North Whatcom District fire commission chair Rich Bosman told PAN Thursday that district staff got word that “we may want to take a look” at video of Berkeley’s appearance before White Rock council.

“It’s public record,” he said. “I don’t know where it came from. It came to staff and the fire chief brought it to my attention.”

Berkeley’s metal fabrication company, Altus Industries, has done business with the City of White Rock and built lighting poles and benches for White Rock’s promenade 25 years ago.

In August, he triggered a public furor over impending removal of dedication plaques along with the planned replacement of the poles and benches on the promenade.

Video of his appearance at White Rock council was played – in Berkeley’s absence – at a special Bellingham fire hall meeting for district staff Sept. 28 by North Whatcom Fire Chief William Pernett, who questioned the commissioner’s eligibility to serve.

“We would be derelict if we didn’t at least ask the question,” Bosman told PAN, adding that “preliminary indications” from the district’s auditor now suggest that Berkeley, as a dual citizen, can serve while living in White Rock.

Berkeley, an advocate of cross-border co-operation by emergency-response teams, had addressed White Rock council on July 11 in his capacity as commissioner, commending city firefighters for their work in battling the Five Corners fire in May and offering the assistance of his district in any future emergencies.

“My residence is on Russell Avenue,” Berkeley tells council members in the video. “I live here but I work in Washington State. So this is my community.”

Berkeley told PAN that while he had not been able to attend the firehall meeting, he had tried to participate by tele-conferencing to offer his side of the story.

“I tried repeatedly for hours but they never called me back or put me through,” he said. “It was basically an illegal meeting.”

Asked why he suspected video would have been provided to his opponents directly by the City of White Rock, Berkeley said he thought it might be because he has been active in politics in his former hometown.

“Maybe it’s because I’m stirring the pot and asking questions,” he said, adding that he has also been vocal in opposition to highrise development in the city.

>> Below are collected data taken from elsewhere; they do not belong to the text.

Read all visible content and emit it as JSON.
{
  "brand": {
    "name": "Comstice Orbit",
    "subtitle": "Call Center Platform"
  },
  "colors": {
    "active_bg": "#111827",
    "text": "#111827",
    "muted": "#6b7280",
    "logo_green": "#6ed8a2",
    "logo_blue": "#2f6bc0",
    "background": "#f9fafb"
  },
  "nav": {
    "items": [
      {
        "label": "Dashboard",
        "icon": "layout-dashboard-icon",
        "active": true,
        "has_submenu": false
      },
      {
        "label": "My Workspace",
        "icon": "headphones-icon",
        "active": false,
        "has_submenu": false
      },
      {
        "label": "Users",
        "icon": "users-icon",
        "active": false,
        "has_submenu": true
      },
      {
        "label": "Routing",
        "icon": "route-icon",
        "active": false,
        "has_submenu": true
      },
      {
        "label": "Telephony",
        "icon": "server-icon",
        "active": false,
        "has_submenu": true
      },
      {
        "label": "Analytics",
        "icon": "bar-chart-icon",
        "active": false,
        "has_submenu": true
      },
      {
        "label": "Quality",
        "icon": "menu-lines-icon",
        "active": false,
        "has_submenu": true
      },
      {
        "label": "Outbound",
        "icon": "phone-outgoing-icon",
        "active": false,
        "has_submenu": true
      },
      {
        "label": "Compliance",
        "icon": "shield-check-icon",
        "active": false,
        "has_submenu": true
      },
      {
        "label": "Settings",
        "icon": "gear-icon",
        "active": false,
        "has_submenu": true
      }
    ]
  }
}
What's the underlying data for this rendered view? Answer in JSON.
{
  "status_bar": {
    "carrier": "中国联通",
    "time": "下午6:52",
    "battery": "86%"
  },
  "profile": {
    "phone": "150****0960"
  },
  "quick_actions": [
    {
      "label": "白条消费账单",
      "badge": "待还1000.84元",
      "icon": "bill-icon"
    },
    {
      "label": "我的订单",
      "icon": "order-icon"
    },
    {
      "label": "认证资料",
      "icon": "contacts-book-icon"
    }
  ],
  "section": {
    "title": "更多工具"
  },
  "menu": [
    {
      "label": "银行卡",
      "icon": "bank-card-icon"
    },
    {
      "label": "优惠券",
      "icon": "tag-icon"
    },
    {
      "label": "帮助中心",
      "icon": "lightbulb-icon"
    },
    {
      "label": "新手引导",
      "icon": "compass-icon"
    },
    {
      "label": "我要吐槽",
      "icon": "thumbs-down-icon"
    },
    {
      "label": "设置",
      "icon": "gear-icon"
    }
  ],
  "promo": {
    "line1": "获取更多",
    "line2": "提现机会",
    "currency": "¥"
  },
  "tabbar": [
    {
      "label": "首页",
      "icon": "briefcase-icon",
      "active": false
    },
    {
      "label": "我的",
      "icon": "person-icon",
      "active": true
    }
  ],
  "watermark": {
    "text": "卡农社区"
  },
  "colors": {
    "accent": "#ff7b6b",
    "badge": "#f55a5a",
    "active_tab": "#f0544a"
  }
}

“(I’m asking) why do we need all these highrises that will overcrowd our hospitals and overcrowd our schools?”

He noted his family history in the city dates back to the pioneers of the late 19th century; Peace Arch Hospital’s Berkeley Pavilion is named after his grandfather.

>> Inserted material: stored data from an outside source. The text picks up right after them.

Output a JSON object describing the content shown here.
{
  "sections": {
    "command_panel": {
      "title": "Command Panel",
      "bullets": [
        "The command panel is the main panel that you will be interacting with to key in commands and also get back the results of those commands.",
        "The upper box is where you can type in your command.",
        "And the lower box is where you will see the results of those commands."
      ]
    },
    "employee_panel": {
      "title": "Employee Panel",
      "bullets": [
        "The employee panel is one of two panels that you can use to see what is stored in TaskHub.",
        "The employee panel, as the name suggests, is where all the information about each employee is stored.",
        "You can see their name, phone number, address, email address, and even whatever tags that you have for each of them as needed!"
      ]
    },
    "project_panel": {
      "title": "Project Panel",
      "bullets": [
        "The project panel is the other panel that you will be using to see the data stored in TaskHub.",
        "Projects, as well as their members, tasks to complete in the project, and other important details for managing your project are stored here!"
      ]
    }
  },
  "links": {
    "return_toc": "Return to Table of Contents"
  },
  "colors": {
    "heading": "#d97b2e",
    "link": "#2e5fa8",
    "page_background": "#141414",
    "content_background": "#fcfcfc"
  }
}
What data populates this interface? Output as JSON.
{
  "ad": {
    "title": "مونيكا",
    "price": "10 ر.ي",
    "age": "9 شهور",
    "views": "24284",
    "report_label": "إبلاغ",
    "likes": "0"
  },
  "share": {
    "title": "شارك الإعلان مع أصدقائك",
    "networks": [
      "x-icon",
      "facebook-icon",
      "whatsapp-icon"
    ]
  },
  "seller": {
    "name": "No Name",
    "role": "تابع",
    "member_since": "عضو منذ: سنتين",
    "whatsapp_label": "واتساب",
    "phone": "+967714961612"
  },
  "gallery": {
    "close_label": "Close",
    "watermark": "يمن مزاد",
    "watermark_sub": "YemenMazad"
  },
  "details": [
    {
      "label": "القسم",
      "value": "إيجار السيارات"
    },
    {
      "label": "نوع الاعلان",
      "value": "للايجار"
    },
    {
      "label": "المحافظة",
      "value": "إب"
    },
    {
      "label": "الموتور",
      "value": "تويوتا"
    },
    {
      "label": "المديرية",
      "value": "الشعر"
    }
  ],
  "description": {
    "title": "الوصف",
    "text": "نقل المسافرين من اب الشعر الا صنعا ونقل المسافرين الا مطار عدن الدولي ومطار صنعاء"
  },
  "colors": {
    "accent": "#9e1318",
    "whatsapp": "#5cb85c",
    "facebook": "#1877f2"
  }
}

“I’m very vocal,” he acknowledged, noting he has not been discouraged from pursuing his claims of conflict of interest against other fire commissioners by media attention he has attracted.

“People are trying to embarrass me. But I couldn’t ask for better coverage.”

Meanwhile a two-page statement issued Sept. 30 and signed by four fellow North Whatcom fire commissioners cites concerns over Berkeley’s own conduct in office. In their statement, the other commissioners condemned a lawsuit by Berkeley against the district as “a false claim” which has taken up “significant staff and commission time.”

Berkeley acknowledges he has been suing the district for $1,000 for work equipment he says he paid for personally four years ago, while serving as a volunteer firefighter, and which he says was not returned to him.

“I was issued with faulty equipment, which I replaced at my own cost, and I never received my own equipment back,” he said.

Berkeley noted this suit is “going to government mediation” on Nov. 3.

He told PAN that he plans to introduce his evidence of other commissioners’ alleged conflicts of interest at the commission’s next meeting on Oct. 20, however Bosman said that all agenda items must be submitted through him, and he has seen nothing of the kind yet.

“We’ve all had accusations and they’ve all been addressed and they keep coming up again,” he said. “After a while, you get dizzy.

“As the commission chair, I’m the target of a lot of his frustration, but we’re not out to embarrass him or hurt him – that’s certainly not the case.”